Both have Ubuntu 14.04 LTS but I could not stand the Unity interface. Sorry, but these machines shouldn't look like giant smartphones. I installed Gnome to get a menuing interface.

I've been quite happy and have gotten used to Linux. There are still a few places where the Linux and program developers need to be sat down and beaten with rubber hoses until they fix problems. The main one is you should be able to position windows and have them start up in the same place. My understanding is both groups point the finger at the other one saying, "It's your responsibility." It probably needs support from both sides so just fix it, dang it.

In the meantime I've played with Arduino's on two different robots: a line follower and a balancing robot. Also used the Arduino to play with stepper motors. All those projects need more work to finish them but, well, other projects created distractions.
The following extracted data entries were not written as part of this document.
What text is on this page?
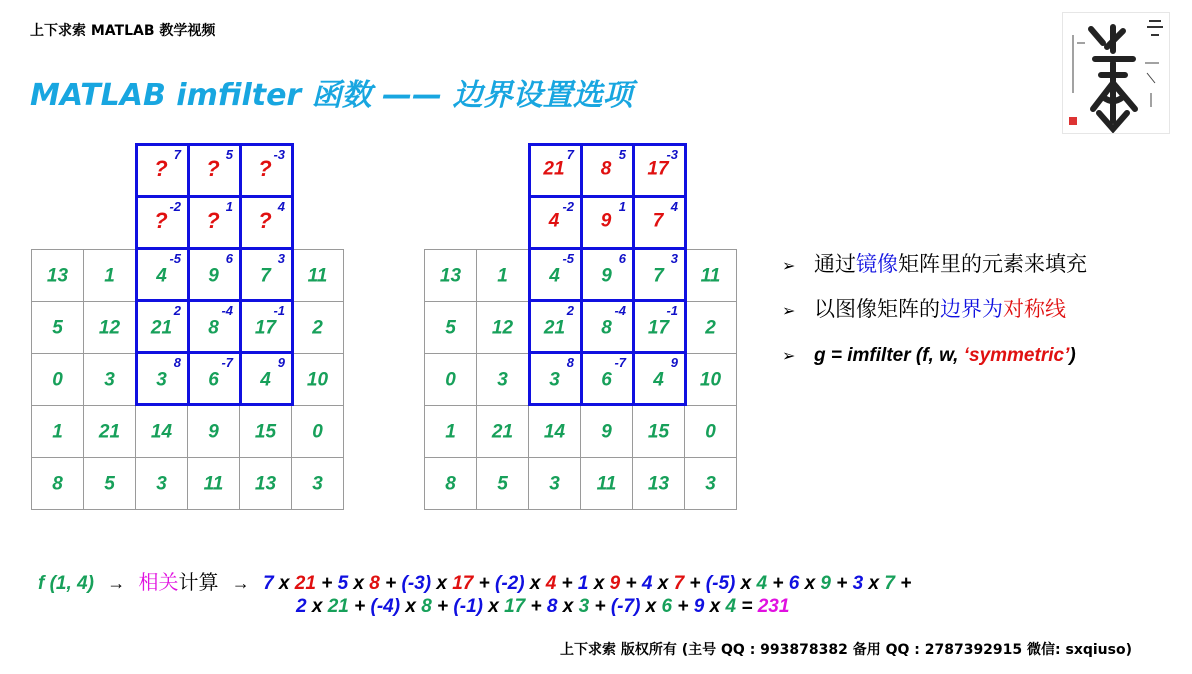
上下求索 MATLAB 教学视频
MATLAB imfilter 函数 —— 边界设置选项
13	1	4	9	7	11
5	12	21	8	17	2
0	3	3	6	4	10
1	21	14	9	15	0
8	5	3	11	13	3
?	?	?
?	?	?
7	5	-3
-2	1	4
-5	6	3
2	-4	-1
8	-7	9
13	1	4	9	7	11
5	12	21	8	17	2
0	3	3	6	4	10
1	21	14	9	15	0
8	5	3	11	13	3
21	8	17
4	9	7
7	5	-3
-2	1	4
-5	6	3
2	-4	-1
8	-7	9
➢ 通过镜像矩阵里的元素来填充
➢ 以图像矩阵的边界为对称线
➢ g = imfilter (f, w, ‘symmetric’)
f (1, 4) → 相关计算 → 7 x 21 + 5 x 8 + (-3) x 17 + (-2) x 4 + 1 x 9 + 4 x 7 + (-5) x 4 + 6 x 9 + 3 x 7 +
2 x 21 + (-4) x 8 + (-1) x 17 + 8 x 3 + (-7) x 6 + 9 x 4 = 231
上下求索 版权所有 (主号 QQ : 993878382 备用 QQ : 2787392915 微信: sxqiuso)
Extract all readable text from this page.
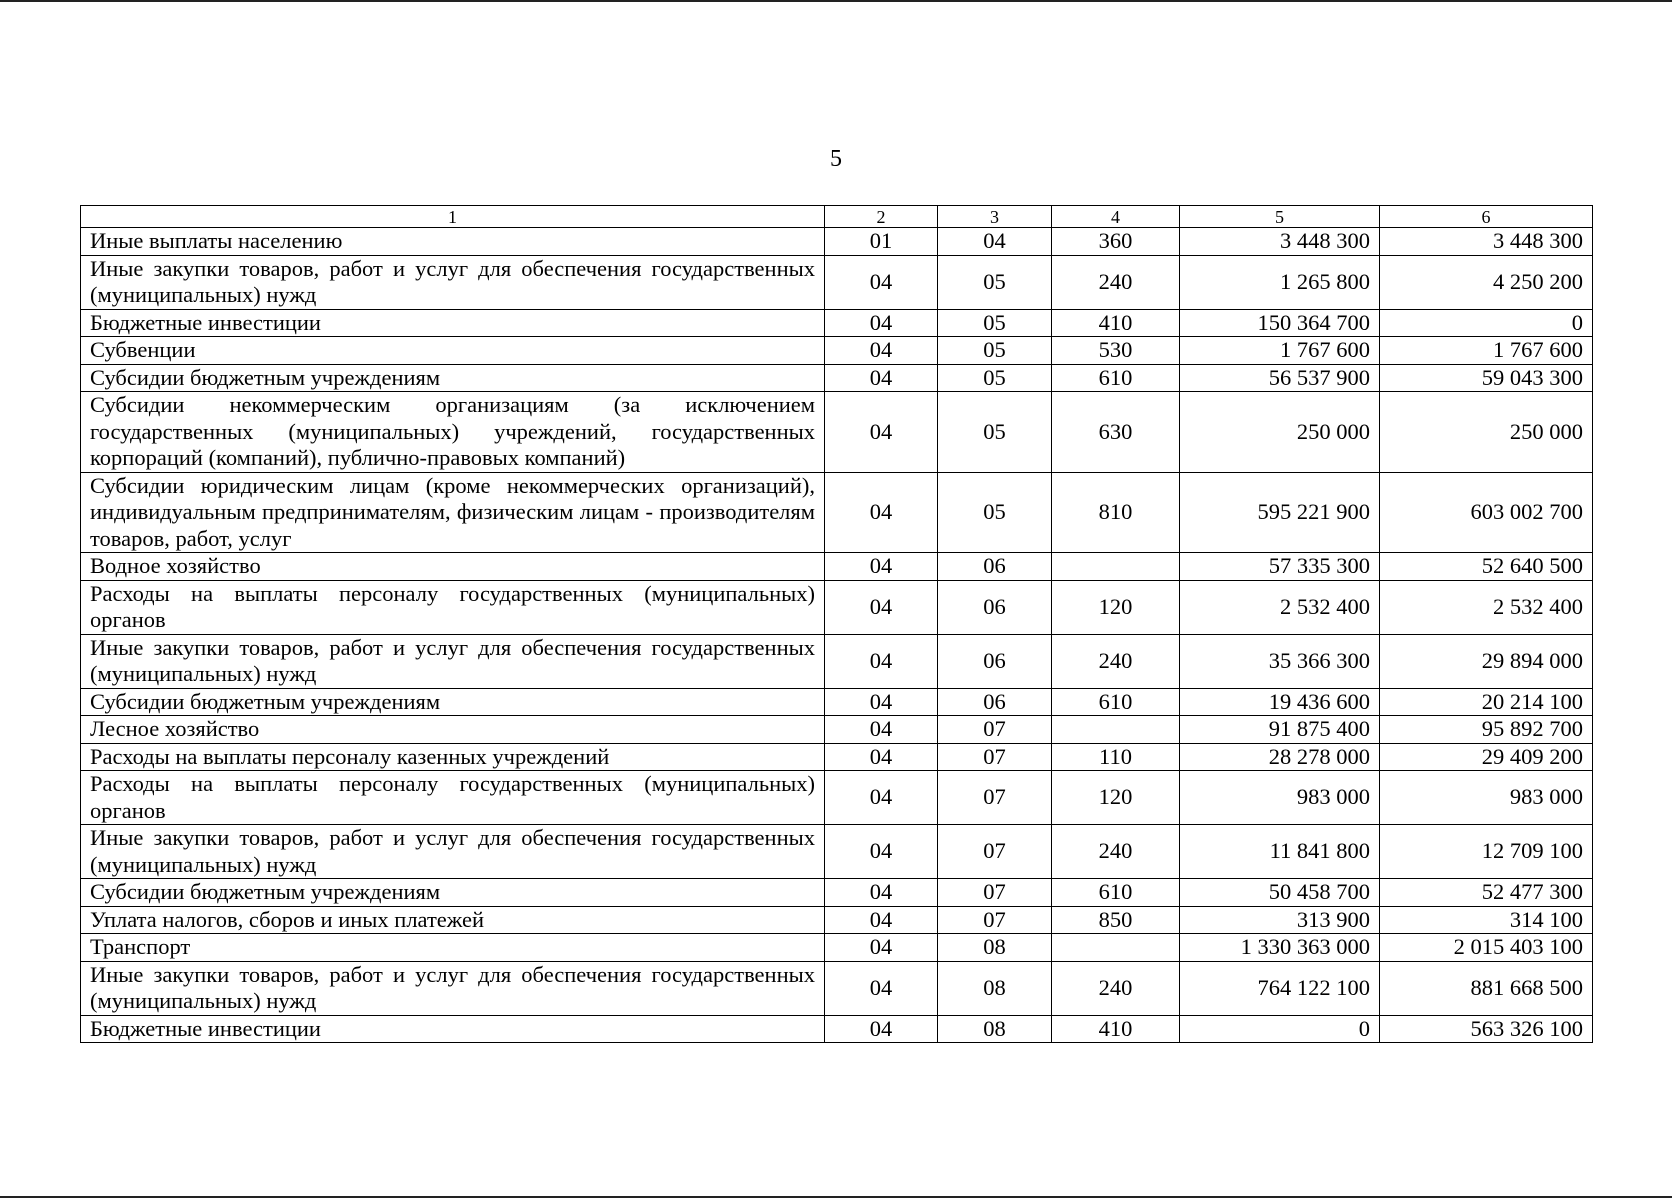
5
1	2	3	4	5	6
Иные выплаты населению	01	04	360	3 448 300	3 448 300
Иные закупки товаров, работ и услуг для обеспечения государственных (муниципальных) нужд	04	05	240	1 265 800	4 250 200
Бюджетные инвестиции	04	05	410	150 364 700	0
Субвенции	04	05	530	1 767 600	1 767 600
Субсидии бюджетным учреждениям	04	05	610	56 537 900	59 043 300
Субсидии некоммерческим организациям (за исключением государственных (муниципальных) учреждений, государственных корпораций (компаний), публично-правовых компаний)	04	05	630	250 000	250 000
Субсидии юридическим лицам (кроме некоммерческих организаций), индивидуальным предпринимателям, физическим лицам - производителям товаров, работ, услуг	04	05	810	595 221 900	603 002 700
Водное хозяйство	04	06		57 335 300	52 640 500
Расходы на выплаты персоналу государственных (муниципальных) органов	04	06	120	2 532 400	2 532 400
Иные закупки товаров, работ и услуг для обеспечения государственных (муниципальных) нужд	04	06	240	35 366 300	29 894 000
Субсидии бюджетным учреждениям	04	06	610	19 436 600	20 214 100
Лесное хозяйство	04	07		91 875 400	95 892 700
Расходы на выплаты персоналу казенных учреждений	04	07	110	28 278 000	29 409 200
Расходы на выплаты персоналу государственных (муниципальных) органов	04	07	120	983 000	983 000
Иные закупки товаров, работ и услуг для обеспечения государственных (муниципальных) нужд	04	07	240	11 841 800	12 709 100
Субсидии бюджетным учреждениям	04	07	610	50 458 700	52 477 300
Уплата налогов, сборов и иных платежей	04	07	850	313 900	314 100
Транспорт	04	08		1 330 363 000	2 015 403 100
Иные закупки товаров, работ и услуг для обеспечения государственных (муниципальных) нужд	04	08	240	764 122 100	881 668 500
Бюджетные инвестиции	04	08	410	0	563 326 100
Someday...

I also started playing with the Raspberry Pi B+ and found it quite interesting. The biggest hassle was having my SD images that I saved be corrupted. I finally tried saving with my laptop's built in reader instead of the USB dongle on my desktop. The USB dongle is gone, replaced with a new $5.00 micro-SD reader that so far works well.

I collaborated on a video processing project on the Pi 2 but the project just disappeared. But it did lead to some interesting experiments including live streaming video from the Pi camera through the Apache web server. The general experience taught me a lot about the Pi (and found that stupid dongle problem).
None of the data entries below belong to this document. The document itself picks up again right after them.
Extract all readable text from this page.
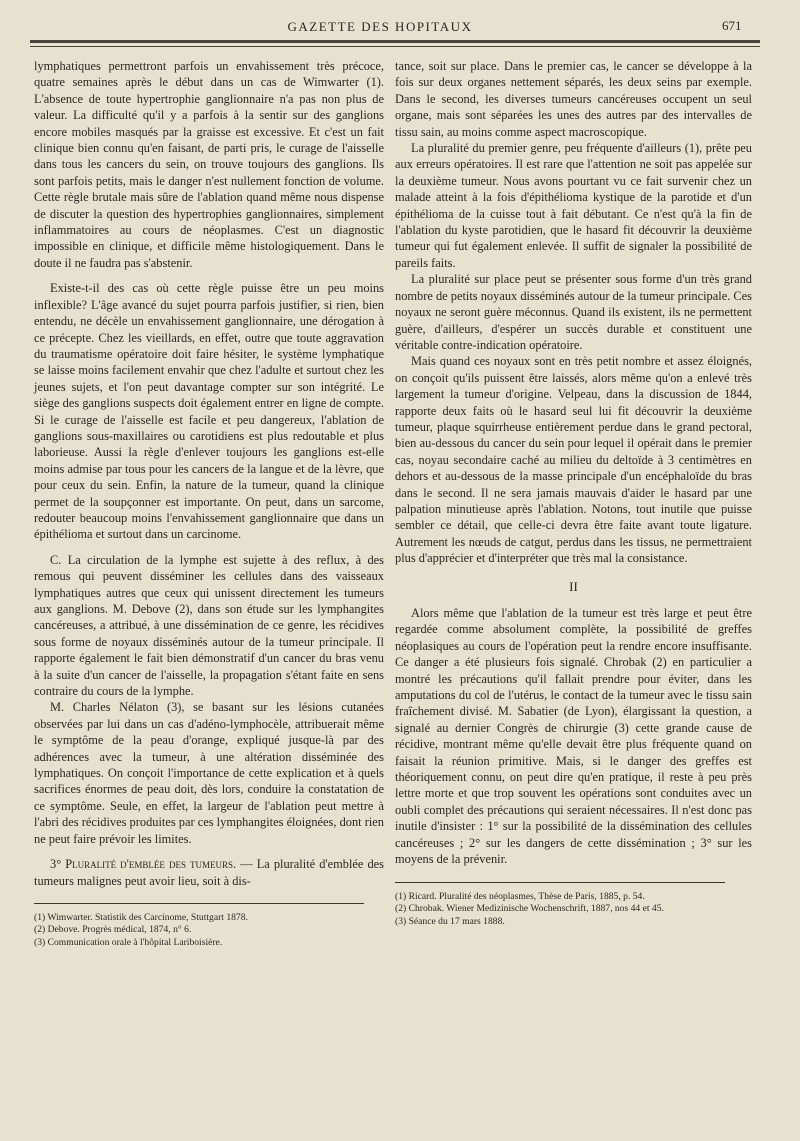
GAZETTE DES HOPITAUX	671

lymphatiques permettront parfois un envahissement très précoce, quatre semaines après le début dans un cas de Wimwarter (1). L'absence de toute hypertrophie ganglionnaire n'a pas non plus de valeur. La difficulté qu'il y a parfois à la sentir sur des ganglions encore mobiles masqués par la graisse est excessive. Et c'est un fait clinique bien connu qu'en faisant, de parti pris, le curage de l'aisselle dans tous les cancers du sein, on trouve toujours des ganglions. Ils sont parfois petits, mais le danger n'est nullement fonction de volume. Cette règle brutale mais sûre de l'ablation quand même nous dispense de discuter la question des hypertrophies ganglionnaires, simplement inflammatoires au cours de néoplasmes. C'est un diagnostic impossible en clinique, et difficile même histologiquement. Dans le doute il ne faudra pas s'abstenir.

Existe-t-il des cas où cette règle puisse être un peu moins inflexible? L'âge avancé du sujet pourra parfois justifier, si rien, bien entendu, ne décèle un envahissement ganglionnaire, une dérogation à ce précepte. Chez les vieillards, en effet, outre que toute aggravation du traumatisme opératoire doit faire hésiter, le système lymphatique se laisse moins facilement envahir que chez l'adulte et surtout chez les jeunes sujets, et l'on peut davantage compter sur son intégrité. Le siège des ganglions suspects doit également entrer en ligne de compte. Si le curage de l'aisselle est facile et peu dangereux, l'ablation de ganglions sous-maxillaires ou carotidiens est plus redoutable et plus laborieuse. Aussi la règle d'enlever toujours les ganglions est-elle moins admise par tous pour les cancers de la langue et de la lèvre, que pour ceux du sein. Enfin, la nature de la tumeur, quand la clinique permet de la soupçonner est importante. On peut, dans un sarcome, redouter beaucoup moins l'envahissement ganglionnaire que dans un épithélioma et surtout dans un carcinome.

C. La circulation de la lymphe est sujette à des reflux, à des remous qui peuvent disséminer les cellules dans des vaisseaux lymphatiques autres que ceux qui unissent directement les tumeurs aux ganglions. M. Debove (2), dans son étude sur les lymphangites cancéreuses, a attribué, à une dissémination de ce genre, les récidives sous forme de noyaux disséminés autour de la tumeur principale. Il rapporte également le fait bien démonstratif d'un cancer du bras venu à la suite d'un cancer de l'aisselle, la propagation s'étant faite en sens contraire du cours de la lymphe.

M. Charles Nélaton (3), se basant sur les lésions cutanées observées par lui dans un cas d'adéno-lymphocèle, attribuerait même le symptôme de la peau d'orange, expliqué jusque-là par des adhérences avec la tumeur, à une altération disséminée des lymphatiques. On conçoit l'importance de cette explication et à quels sacrifices énormes de peau doit, dès lors, conduire la constatation de ce symptôme. Seule, en effet, la largeur de l'ablation peut mettre à l'abri des récidives produites par ces lymphangites éloignées, dont rien ne peut faire prévoir les limites.

3° Pluralité d'emblée des tumeurs. — La pluralité d'emblée des tumeurs malignes peut avoir lieu, soit à dis-

(1) Wimwarter. Statistik des Carcinome, Stuttgart 1878.
(2) Debove. Progrès médical, 1874, n° 6.
(3) Communication orale à l'hôpital Lariboisière.

tance, soit sur place. Dans le premier cas, le cancer se développe à la fois sur deux organes nettement séparés, les deux seins par exemple. Dans le second, les diverses tumeurs cancéreuses occupent un seul organe, mais sont séparées les unes des autres par des intervalles de tissu sain, au moins comme aspect macroscopique.

La pluralité du premier genre, peu fréquente d'ailleurs (1), prête peu aux erreurs opératoires. Il est rare que l'attention ne soit pas appelée sur la deuxième tumeur. Nous avons pourtant vu ce fait survenir chez un malade atteint à la fois d'épithélioma kystique de la parotide et d'un épithélioma de la cuisse tout à fait débutant. Ce n'est qu'à la fin de l'ablation du kyste parotidien, que le hasard fit découvrir la deuxième tumeur qui fut également enlevée. Il suffit de signaler la possibilité de pareils faits.

La pluralité sur place peut se présenter sous forme d'un très grand nombre de petits noyaux disséminés autour de la tumeur principale. Ces noyaux ne seront guère méconnus. Quand ils existent, ils ne permettent guère, d'ailleurs, d'espérer un succès durable et constituent une véritable contre-indication opératoire.

Mais quand ces noyaux sont en très petit nombre et assez éloignés, on conçoit qu'ils puissent être laissés, alors même qu'on a enlevé très largement la tumeur d'origine. Velpeau, dans la discussion de 1844, rapporte deux faits où le hasard seul lui fit découvrir la deuxième tumeur, plaque squirrheuse entièrement perdue dans le grand pectoral, bien au-dessous du cancer du sein pour lequel il opérait dans le premier cas, noyau secondaire caché au milieu du deltoïde à 3 centimètres en dehors et au-dessous de la masse principale d'un encéphaloïde du bras dans le second. Il ne sera jamais mauvais d'aider le hasard par une palpation minutieuse après l'ablation. Notons, tout inutile que puisse sembler ce détail, que celle-ci devra être faite avant toute ligature. Autrement les nœuds de catgut, perdus dans les tissus, ne permettraient plus d'apprécier et d'interpréter que très mal la consistance.

II

Alors même que l'ablation de la tumeur est très large et peut être regardée comme absolument complète, la possibilité de greffes néoplasiques au cours de l'opération peut la rendre encore insuffisante. Ce danger a été plusieurs fois signalé. Chrobak (2) en particulier a montré les précautions qu'il fallait prendre pour éviter, dans les amputations du col de l'utérus, le contact de la tumeur avec le tissu sain fraîchement divisé. M. Sabatier (de Lyon), élargissant la question, a signalé au dernier Congrès de chirurgie (3) cette grande cause de récidive, montrant même qu'elle devait être plus fréquente quand on faisait la réunion primitive. Mais, si le danger des greffes est théoriquement connu, on peut dire qu'en pratique, il reste à peu près lettre morte et que trop souvent les opérations sont conduites avec un oubli complet des précautions qui seraient nécessaires. Il n'est donc pas inutile d'insister : 1° sur la possibilité de la dissémination des cellules cancéreuses ; 2° sur les dangers de cette dissémination ; 3° sur les moyens de la prévenir.

(1) Ricard. Pluralité des néoplasmes, Thèse de Paris, 1885, p. 54.
(2) Chrobak. Wiener Medizinische Wochenschrift, 1887, nos 44 et 45.
(3) Séance du 17 mars 1888.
I'm quite interested in the Pi for robotics. It can offload some of the processing from the main computer. I expect if the 2016 SRR occurs I will use at least a couple Pis along with my Atom CPU based PC. But that discussion is left for the next posting.

I do have ROS installed and working with Eclipse so I can develop by my standard approach. I even have Eclipse installed on a Pi 2 and it works okay. It isn't super fast but adequate should I need to do some code and debug cycles on the Pi.

That fills in most of the gaps since the last posting, at least as far as technical stuff.